Como para muchos, el jugar no sólo fue un pasatiempo o un entretenimiento de infancia, fue también un refugio en los días aciagos o la guinda de la torta en más de algún cumpleaños. Podría enumerar un sinfín de buenos momentos relacionados a los videojuegos que serían probablemente paralelos a la experiencia misma del hipotético lector de este artículo, pero no busco apelar a la transversalidad entre videojugadores, sino que espero llevarlo más allá, a instantes particulares en la vida de un padre quien, gracias a la ayuda de los videojuegos, ha logrado a veces dar vuelta esa cosa tan compleja llamada vida.
La paternidad ha sido en mi caso una carretera llena de curvas, agujeros, saltos y, también, días soleados. Soy orgulloso padre de un montón de hijos, con los cuales he logrado forjar un vínculo hermoso, incluso, a pesar de la separación (con sus progenitoras) o de la distancia física que a veces envuelve la compleja vida de “los adultos”. Ser un papá presente ha sido duro netamente por las circunstancias, jamás por la voluntad. Y es ahí cuando más agradecido he estado de la compañía fiel de los videojuegos.
Fue un verano tan yermo como la cesantía por la que estaba pasando en ese momento, apenas había lucas para comprar algo para compartir y/o para la locomoción, siendo casi-casi excluyentes el uno del otro. ¿Preso de las circunstancias? Tristemente sí. Pero como la voluntad no está necesariamente encadenada a la pobreza, había ganas y ninguna excusa. Lo otro que afortunadamente (y gracias a un amigo) también había, era Mario Kart DS.
Nos reuníamos primero en la casa de mis hijas. Mientras ellas buscaban sus consolas en el desorden de sus piezas, yo avisaba a su madre que saldríamos un rato a capear el calor “por ahí”. Después de un tiempo medianamente considerable de espera, encontraban las mentadas consolas a medio cargar entre los cerros de desorden de sus habitaciones.

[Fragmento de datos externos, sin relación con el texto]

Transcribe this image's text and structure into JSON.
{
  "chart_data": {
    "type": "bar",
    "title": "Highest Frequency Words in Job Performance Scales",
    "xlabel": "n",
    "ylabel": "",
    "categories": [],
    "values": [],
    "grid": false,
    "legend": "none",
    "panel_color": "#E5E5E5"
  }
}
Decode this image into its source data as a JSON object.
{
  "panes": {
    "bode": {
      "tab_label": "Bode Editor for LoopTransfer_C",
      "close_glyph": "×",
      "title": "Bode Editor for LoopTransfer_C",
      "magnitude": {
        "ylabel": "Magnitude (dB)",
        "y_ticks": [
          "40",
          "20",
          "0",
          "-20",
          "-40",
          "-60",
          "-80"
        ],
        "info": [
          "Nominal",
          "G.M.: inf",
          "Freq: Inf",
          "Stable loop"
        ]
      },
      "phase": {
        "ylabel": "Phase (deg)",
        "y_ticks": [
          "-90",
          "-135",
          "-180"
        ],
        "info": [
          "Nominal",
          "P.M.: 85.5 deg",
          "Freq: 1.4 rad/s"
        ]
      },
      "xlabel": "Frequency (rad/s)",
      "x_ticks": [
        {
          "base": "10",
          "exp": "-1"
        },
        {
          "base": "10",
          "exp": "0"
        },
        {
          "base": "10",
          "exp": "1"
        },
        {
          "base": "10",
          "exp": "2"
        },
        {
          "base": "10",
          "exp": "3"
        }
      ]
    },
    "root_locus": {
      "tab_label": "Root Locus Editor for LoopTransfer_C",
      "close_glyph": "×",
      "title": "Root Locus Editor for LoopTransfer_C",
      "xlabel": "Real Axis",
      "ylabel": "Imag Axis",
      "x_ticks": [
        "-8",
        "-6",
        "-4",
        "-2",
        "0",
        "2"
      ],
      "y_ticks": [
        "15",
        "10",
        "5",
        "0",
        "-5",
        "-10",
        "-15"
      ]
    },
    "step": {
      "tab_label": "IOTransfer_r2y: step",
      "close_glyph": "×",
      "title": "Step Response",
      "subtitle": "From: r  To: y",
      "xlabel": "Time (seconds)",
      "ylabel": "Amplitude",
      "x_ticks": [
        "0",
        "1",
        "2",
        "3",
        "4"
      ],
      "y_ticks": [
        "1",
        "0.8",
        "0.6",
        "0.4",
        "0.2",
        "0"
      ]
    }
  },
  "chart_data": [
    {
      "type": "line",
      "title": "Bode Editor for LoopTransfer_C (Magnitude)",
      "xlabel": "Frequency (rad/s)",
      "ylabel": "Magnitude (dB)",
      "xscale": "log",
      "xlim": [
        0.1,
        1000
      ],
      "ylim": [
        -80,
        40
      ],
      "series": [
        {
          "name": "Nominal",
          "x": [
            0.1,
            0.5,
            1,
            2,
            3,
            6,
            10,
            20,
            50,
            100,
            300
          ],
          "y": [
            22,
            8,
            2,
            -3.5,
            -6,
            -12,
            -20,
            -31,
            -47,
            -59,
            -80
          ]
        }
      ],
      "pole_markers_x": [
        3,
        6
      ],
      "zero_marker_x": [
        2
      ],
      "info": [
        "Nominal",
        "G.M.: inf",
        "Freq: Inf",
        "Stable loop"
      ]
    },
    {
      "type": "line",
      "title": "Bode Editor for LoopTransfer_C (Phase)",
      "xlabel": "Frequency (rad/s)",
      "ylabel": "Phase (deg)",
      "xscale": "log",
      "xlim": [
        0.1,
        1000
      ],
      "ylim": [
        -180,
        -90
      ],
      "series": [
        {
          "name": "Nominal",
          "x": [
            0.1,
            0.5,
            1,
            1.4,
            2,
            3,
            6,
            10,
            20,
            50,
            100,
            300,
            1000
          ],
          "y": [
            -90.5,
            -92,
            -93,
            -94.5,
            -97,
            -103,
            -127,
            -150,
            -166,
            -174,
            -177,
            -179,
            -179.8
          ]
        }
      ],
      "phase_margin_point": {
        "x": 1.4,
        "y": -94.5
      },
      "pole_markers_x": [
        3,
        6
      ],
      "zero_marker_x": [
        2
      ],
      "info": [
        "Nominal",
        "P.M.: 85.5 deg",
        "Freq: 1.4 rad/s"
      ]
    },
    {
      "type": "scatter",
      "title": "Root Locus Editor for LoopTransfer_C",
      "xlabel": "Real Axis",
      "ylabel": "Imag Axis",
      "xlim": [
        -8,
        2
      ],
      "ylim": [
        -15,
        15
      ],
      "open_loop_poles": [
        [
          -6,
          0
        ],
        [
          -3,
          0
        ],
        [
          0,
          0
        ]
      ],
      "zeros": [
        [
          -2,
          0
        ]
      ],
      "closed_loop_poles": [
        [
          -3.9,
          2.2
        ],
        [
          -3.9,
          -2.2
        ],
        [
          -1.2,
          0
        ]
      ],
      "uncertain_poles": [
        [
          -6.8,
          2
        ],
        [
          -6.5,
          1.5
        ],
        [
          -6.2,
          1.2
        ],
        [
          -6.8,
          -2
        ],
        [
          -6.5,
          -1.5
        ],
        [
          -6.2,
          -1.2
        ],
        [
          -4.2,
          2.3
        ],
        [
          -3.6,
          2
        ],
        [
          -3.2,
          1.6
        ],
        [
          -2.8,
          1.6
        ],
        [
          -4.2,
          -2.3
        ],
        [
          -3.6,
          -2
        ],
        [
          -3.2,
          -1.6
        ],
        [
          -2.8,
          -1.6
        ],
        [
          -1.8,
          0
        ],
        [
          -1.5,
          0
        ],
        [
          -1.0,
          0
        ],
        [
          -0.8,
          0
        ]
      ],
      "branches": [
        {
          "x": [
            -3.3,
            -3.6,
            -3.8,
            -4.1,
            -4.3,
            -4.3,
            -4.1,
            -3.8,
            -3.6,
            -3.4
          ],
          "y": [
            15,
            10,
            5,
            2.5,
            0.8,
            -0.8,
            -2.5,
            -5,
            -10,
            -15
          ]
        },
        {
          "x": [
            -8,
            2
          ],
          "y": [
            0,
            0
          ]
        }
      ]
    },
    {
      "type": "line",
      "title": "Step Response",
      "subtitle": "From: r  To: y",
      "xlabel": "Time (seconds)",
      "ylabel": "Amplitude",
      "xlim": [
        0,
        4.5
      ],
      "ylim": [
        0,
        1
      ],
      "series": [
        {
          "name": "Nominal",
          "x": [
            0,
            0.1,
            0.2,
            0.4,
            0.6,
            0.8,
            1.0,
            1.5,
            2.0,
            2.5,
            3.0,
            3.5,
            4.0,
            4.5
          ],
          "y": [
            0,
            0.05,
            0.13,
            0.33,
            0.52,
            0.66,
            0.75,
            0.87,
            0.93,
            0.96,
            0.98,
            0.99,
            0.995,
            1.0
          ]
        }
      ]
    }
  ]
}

Y el rito era el siguiente: caminar cinco cuadras hacia la heladería, comprar un pote de un litro de helado de varios sabores y sentarnos a jugar.
Ellas piloteando modelos clásicos de 3DS o DSi, y yo pisteando como un campeón en una antigua pero fiel Lite negra que aún funciona como el primer día, tratando de esquivar conchazos azules entre risas o aguantando confabulaciones de las corredoras “enemigas” entre cucharadas de helado y peleas por el último bocado. En eso de pasarlo tan bien, el día se hizo corto y las preocupaciones desaparecieron. No había cesantía ni pesar, no había deudas por pagar, sólo ese instante mágico que permanecería para siempre en el recuerdo de todos nosotros, de ese verano en que no teníamos absolutamente nada y, sin embargo, lo teníamos todo.
La paternidad ha tenido días muy duros, pero también días soleados. Mil gracias, videojuegos.